Наверное, это последствие миринго. Жаль, что на него миринго еще не успел подействовать. Уйти бы в эту сладкую сказку, романтическое забытье индонезийской ночи, расплавиться бы, как сыр, под лучами этих глаз, этих изумрудов в сочетании с золотом. Уйти и никогда не возвращаться в реальность, где есть Поит, его поиски, ее неприязнь. Забыть обо всем…
Гермия увлекла его танцевать. На этот раз танец носил эротический характер. Гермия обвивалась вокруг его торса, как зеленоглазая змея, ускользала из его рук, ласкала его лицо атласными движениями. Он никогда не видел, чтобы она танцевала так. Впрочем, Гермия вообще танцевала редко. Врожденная стеснительность мешала ей отдаться танцу целиком и полностью, погрузиться в него, как в сон, как в транс. Сейчас Констанс наблюдал, и не только наблюдал, но и участвовал в этом погружении. Если так продолжится и дальше, он просто сойдет с ума. И никакого Пойта они не найдут. Потому что каждое движение Гермии, каждое сексуальное па, которое она выписывала, прижимаясь к его пылающему телу, отдавалось внутри него болезненно-сладким стоном. Наваждение, сумасшествие, безумие этого вечера плавно вливалось в его голову, уже одурманенную миринго.

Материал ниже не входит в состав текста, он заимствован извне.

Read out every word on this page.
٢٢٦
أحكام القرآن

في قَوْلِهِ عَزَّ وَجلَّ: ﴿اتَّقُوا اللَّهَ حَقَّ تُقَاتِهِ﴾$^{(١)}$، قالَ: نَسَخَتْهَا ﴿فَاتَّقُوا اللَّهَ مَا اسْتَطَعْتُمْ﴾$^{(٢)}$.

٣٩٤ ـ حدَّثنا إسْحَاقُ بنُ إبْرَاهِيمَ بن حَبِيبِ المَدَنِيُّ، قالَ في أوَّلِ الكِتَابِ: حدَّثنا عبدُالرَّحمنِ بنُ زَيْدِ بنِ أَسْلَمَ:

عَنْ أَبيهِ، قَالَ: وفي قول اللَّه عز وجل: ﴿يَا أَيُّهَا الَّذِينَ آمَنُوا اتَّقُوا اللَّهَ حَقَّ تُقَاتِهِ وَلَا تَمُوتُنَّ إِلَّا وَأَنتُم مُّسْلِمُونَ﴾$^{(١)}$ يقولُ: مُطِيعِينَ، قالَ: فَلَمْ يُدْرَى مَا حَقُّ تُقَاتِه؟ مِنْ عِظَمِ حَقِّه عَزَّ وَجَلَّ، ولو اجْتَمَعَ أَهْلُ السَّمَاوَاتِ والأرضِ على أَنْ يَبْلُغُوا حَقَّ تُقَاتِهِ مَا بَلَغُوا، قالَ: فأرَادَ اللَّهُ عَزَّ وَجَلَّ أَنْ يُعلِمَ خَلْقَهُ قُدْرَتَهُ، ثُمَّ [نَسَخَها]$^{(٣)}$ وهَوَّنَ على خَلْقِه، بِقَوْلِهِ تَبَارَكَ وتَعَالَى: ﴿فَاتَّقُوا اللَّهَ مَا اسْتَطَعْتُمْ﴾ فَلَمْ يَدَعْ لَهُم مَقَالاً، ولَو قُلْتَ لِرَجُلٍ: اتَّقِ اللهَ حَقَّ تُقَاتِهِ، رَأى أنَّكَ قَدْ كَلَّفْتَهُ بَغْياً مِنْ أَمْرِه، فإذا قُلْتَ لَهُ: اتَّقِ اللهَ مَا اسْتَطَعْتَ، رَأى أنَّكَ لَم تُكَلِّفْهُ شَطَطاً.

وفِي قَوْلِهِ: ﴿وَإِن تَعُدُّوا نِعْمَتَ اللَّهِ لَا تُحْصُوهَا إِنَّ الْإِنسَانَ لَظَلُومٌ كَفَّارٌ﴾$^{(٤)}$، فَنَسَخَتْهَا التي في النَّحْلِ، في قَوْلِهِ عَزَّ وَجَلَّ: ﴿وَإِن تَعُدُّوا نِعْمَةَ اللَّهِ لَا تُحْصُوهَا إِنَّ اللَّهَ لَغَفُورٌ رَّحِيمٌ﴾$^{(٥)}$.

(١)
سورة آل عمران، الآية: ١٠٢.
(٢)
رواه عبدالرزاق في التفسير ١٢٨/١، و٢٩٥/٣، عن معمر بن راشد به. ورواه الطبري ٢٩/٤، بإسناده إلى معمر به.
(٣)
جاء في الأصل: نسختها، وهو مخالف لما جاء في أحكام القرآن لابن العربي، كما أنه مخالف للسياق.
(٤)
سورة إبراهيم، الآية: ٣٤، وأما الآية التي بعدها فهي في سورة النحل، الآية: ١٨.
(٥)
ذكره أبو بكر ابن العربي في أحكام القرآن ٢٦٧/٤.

И наконец Констанс не выдержал. Пробормотав что-то вроде «пора покончить с этим безумием», он оставил недоумевающую Гермию одну и побежал сломя голову в ближайший перелесок. Ему нужно охладиться, ей богу, охладиться… Иначе страшно подумать о том, чем закончится эта ночь…
Небо, усыпанное крупным жемчугом, словно было создано для влюбленных. Кто-то, наверное, повесил эту синюю ткань, расшитую звездами, специально, чтобы поиздеваться над ним, отчаявшимся безумцем. Констанс сел, опершись спиной о толстый ствол дерева, и закрыл глаза. Но и с закрытыми глазами он по-прежнему видел Гермию. Зеленые глаза, бликующие золотом и страстью, чуть приподнятая влажно-атласная губа, обнажающая ряд белоснежных зубов, овал лица, ровный и ясный, словно отражение луны в тихих водах хрустального озера.
Господи! Когда же кончится это наваждение! — Констанс чуть не застонал от сладкой боли, разрывающей его душу на две половинки. Одна — воплощение рассудительности и хладнокровия — вещала, что нужно непременно взять себя в руки и сделать это как можно скорее. Другая — отчаянная авантюристка, страстная, романтичная и вместе с тем жестокая — заставляла его мучиться, терзаться сомнениями и дикой, почти первобытной страстью. И посередине между этими рвущими его на части половинками была любовь. Гармоничная и несуразная, ласковая и безжалостная, как разъяренный пчелиный улей, терпкая и сладкая, как нектар. Но, возможно, любовь — это единственное, что не позволяло ему разорваться надвое и сойти с ума. Именно она, несмотря на всю свою неоднозначность, склеивала эти половинки, умудрялась сдерживать лед и огонь, несовместимые друг с другом.